Erweiterung des Heims geplant

Die beiden Geschäftsführer stellten gestern bei Antrittsbesuchen unter anderem im Rathaus auch Marita Sievers vor. Sie ist Leiterin des dem Plettenberger Krankenhaus angegliederten Pflegeheims und wird in gleicher Funktion zusätzlich auch in Altena tätig. Geplant ist eine Erweiterung des Heims. Entsprechende Gespräche seien mit der Heimaufsicht beim Märkischen Kreis bereits geführt worden, sagte Kaufmann gestern.

Spezialist für Parkgebühren

Auch Michael Leisner stellte sich in Altena vor – er ist Bevollmächtigter der Schweizer Palanx Holding AG, der die Lenne-Kliniken gehören und die wirtschaftlich mit der Abaleo AG verflochten ist. Dabei handele es sich im einen IT-Anbieter, der Softwarelösungen auch für Krankenhäuser anbiete, hieß es gestern. Allerdings befindet sich dieser Geschäftszweig noch im Aufbau, die Restrukturierung der IT-Landschaft des Plettenberger Krankenhauses ist die einzige diesbezügliche Referenz auf der Homepage. In erster Linie kümmert sich Abaleo um Softwarelösungen für die Parkraumbewirtschaftung.
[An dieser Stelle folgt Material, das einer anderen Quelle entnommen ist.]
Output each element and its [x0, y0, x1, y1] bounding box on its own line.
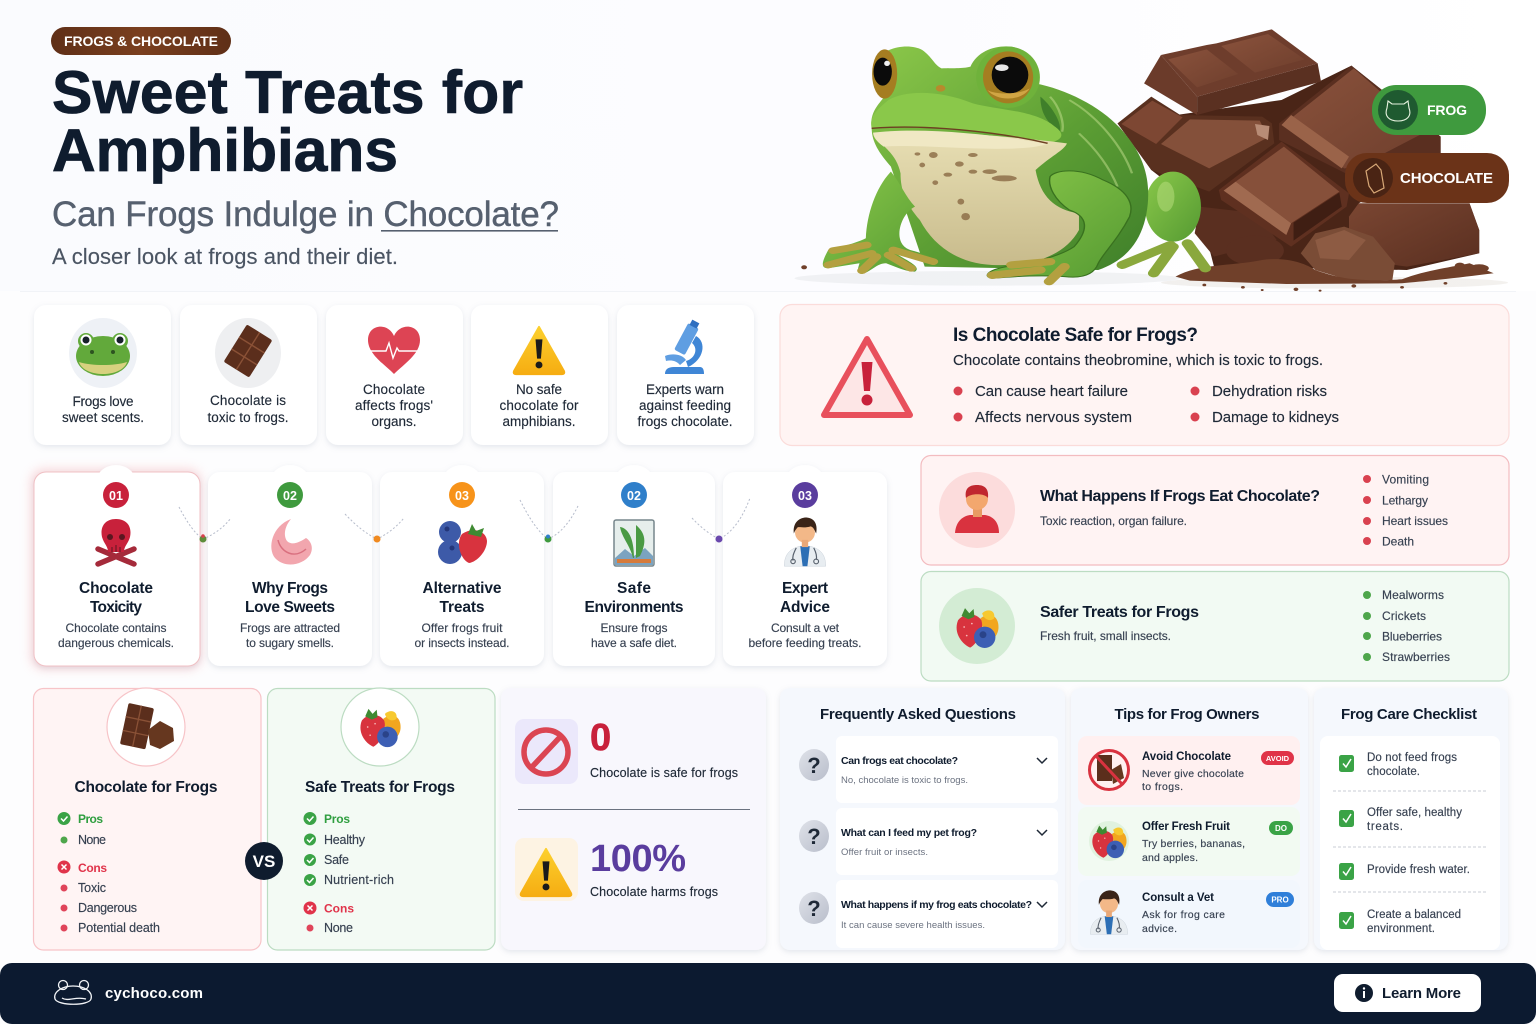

Sievers wird nicht die Einzige sein, die zwischen Altena und Werdohl pendelt. Auch die Pflegedienstleitung wird nun von Plettenberg aus erfolgen, Anästhesisten und andere Ärzte werden in beiden Häusern eingesetzt. Die Belegschaften beider Häuser seien froh über die neuesten Entwicklungen, schilderten die beiden Geschäftsführer gestern. In Altena wird ihnen das dadurch erleichtert, dass Dr. Rüdiger Balbach den Posten des ärztlichen Direktors übernimmt – er genießt auch Jahre nach seiner Pensionierung noch hohes Ansehen bei Mitarbeitern, Personal und niedergelassenen Ärzten. Er sei zwar bereit, bei Engpässen in der internistischen Abteilung aktiv mitzuarbeiten, sagte Arnold gestern.

Im Normalfall sei Balbachs Aufgabe aber die Organisation der medizinischen Versorgung und deren Überwachung. In den kommenden vier Wochen steht er allerdings nicht zur Verfügung, weil er einen schon lange geplanten Urlaub bei seinem in Südafrika lebenden Sohn macht.